Fellows Class of 2024

The Episcopal Church Foundation (ECF) is excited to announce the three individuals named to the 2024 Fellows class – Ian Lasch, Beckett Leclaire, and Diana Moreland.

Ian Lasch is an autistic Episcopal priest who serves as rector of St. Francis of the Islands Episcopal Church in Savannah, Georgia. He is also a PhD student at the University of Aberdeen’s Centre for Autism and Theology. His dissertation seeks to challenge our conceptions of what it means to bear the imago Dei, the image of God, and how we might see the imago in autistic people and autistic experiences, not only to value and appreciate them more fully but to come to a fuller understanding of God. Ian takes great joy in living out the priestly vocation to serve as “pastor, priest, and teacher.” He is married to Loren (also an Episcopal priest serving as the Canon to the Ordinary for the Diocese of Georgia), and together, they have two young neurodivergent sons.

The Reverend Beckett Leclaire is a vocational deacon in the soon-to-be Episcopal Diocese of the Great Lakes, where he serves as the Ministry Developer for the AuSable Inclusion Center, a New Episcopal Community serving folks marginalized based on their gender, sexuality, and/or socioeconomic status in rural northern Michigan. He also serves as the coordinator for Holy Hikes Great Lakes, an eco-spirituality-focused hiking ministry. Recently, he concluded his service as a regional youth missioner for the Dioceses of Eastern and Western Michigan and as a member of the bi-diocesan Building Bridges Steering Committee, which shepherded collective discernment leading to the Dioceses of Eastern and Western Michigan voting in March 2024 to create one, new diocese.

Like many LGBTQ+ youth in rural areas, Deacon Beck encountered almost exclusively anti-LGBTQ+ and xenophobic sentiment in his local faith communities as a young person, leading him to explore other religious perspectives outside the church. In 2007, he experienced a profound moment of conversion guided by the Holy Spirit when he felt compelled to enter an Episcopal church and heard a lay preacher express an LGBTQ+ inclusive vision of the Kingdom of God and a distillation of the social gospel. Sixteen years later, he was ordained a deacon to take that very same message outside the walls of the church.

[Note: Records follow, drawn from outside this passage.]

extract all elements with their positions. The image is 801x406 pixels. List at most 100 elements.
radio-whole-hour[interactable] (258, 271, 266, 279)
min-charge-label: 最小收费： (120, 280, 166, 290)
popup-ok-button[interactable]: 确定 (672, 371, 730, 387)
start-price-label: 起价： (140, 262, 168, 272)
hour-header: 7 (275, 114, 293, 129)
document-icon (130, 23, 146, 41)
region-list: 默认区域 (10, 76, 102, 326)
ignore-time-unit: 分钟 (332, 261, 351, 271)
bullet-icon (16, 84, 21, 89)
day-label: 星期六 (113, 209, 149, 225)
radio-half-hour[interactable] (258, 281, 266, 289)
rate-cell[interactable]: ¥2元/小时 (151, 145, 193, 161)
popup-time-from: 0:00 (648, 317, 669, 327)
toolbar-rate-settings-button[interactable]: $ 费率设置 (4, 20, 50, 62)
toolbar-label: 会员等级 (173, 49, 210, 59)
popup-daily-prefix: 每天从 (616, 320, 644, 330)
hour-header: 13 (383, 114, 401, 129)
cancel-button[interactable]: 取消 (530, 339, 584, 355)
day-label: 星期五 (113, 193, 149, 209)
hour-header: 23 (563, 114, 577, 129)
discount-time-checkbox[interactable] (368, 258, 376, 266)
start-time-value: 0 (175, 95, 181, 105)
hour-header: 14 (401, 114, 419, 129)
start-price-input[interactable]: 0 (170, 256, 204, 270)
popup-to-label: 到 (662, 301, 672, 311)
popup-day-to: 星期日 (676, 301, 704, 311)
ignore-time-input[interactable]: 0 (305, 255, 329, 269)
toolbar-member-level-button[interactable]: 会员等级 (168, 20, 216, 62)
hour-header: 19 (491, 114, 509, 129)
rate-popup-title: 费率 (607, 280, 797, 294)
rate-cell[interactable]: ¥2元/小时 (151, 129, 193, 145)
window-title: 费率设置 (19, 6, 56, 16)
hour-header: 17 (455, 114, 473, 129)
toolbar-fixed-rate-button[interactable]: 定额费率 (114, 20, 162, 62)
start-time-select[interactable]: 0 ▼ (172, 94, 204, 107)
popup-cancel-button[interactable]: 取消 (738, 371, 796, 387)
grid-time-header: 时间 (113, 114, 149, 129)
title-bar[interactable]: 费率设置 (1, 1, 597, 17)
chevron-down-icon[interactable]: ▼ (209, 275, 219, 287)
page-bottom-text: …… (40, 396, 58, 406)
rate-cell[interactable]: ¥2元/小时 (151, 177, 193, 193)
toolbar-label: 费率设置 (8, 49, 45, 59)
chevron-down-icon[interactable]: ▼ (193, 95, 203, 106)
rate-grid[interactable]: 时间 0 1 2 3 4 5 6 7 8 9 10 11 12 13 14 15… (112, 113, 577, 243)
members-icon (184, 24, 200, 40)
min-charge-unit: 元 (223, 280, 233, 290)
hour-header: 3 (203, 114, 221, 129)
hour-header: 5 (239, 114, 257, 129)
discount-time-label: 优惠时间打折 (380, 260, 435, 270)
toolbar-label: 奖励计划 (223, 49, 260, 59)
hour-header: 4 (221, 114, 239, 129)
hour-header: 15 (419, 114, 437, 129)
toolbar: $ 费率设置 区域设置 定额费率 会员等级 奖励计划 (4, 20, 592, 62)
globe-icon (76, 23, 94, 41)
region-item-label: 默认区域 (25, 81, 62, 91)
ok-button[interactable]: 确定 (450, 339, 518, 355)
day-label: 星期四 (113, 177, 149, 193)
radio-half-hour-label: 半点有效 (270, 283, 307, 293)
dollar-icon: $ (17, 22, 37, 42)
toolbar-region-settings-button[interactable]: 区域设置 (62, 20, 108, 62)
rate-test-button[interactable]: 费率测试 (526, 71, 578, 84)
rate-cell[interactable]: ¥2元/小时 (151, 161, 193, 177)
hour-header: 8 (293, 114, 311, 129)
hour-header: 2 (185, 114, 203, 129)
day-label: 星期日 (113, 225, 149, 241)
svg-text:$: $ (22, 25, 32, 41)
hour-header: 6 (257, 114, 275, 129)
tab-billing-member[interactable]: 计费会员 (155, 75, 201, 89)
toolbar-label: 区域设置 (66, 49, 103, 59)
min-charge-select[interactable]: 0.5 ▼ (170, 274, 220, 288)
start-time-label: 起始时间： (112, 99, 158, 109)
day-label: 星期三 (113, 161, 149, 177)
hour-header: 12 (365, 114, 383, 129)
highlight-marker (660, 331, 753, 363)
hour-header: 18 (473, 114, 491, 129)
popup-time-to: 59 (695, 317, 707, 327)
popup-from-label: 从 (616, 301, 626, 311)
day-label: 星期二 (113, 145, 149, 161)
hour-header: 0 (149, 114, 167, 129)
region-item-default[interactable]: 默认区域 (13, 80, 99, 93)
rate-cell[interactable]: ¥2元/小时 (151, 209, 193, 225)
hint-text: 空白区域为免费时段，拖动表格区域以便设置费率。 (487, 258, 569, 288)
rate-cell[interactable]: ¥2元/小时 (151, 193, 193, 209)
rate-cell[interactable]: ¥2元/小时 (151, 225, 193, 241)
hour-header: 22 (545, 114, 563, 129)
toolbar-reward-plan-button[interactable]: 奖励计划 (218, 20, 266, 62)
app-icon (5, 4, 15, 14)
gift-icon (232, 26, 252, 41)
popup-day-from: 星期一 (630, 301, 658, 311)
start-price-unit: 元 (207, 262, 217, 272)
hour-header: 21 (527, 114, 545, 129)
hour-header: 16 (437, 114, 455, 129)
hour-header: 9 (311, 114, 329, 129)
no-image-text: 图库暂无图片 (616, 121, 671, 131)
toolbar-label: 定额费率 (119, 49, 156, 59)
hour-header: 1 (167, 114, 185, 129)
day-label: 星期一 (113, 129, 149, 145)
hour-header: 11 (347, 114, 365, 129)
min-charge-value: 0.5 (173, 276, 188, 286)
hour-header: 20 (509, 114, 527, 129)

As an ECF Fellow, Deacon Beck dreams of encouraging rural faith communities to see themselves as the vital centers of evangelism and outreach they are, particularly to those who suffer from isolation and marginalization. Through his work at the AuSable Inclusion Center, he will develop tools and resources that can be implemented in other communities. For more information about the AuSable Inclusion Center, visit www.ausableinclusioncenter.org

Diana Moreland is the Director of Christian Formation at Emmanuel Episcopal Church in Virginia Beach. She became an Episcopalian at 11 and has had numerous jobs in the Episcopal church. Along with her connection with the Episcopal church, she has been associated with many rural congregations across North America. Her experience with these congregations and her time on the Standing Commission on Small Congregations for the Episcopal Church led to her passion for rural congregational vitality. In the midst of the Christian call to bring the Good News to the ends of the earth and our call as Christians to fight against injustice and to lift up the marginalized, Diana has seen a need for the Church to reach out to these rural congregations that have been forgotten as an essential step in the Churches work. She has also seen the need inside the Episcopal church for an alternative way of measuring health that does not leave vital congregations behind. Diana hopes her work as a PhD student and beyond will help address these critical problems.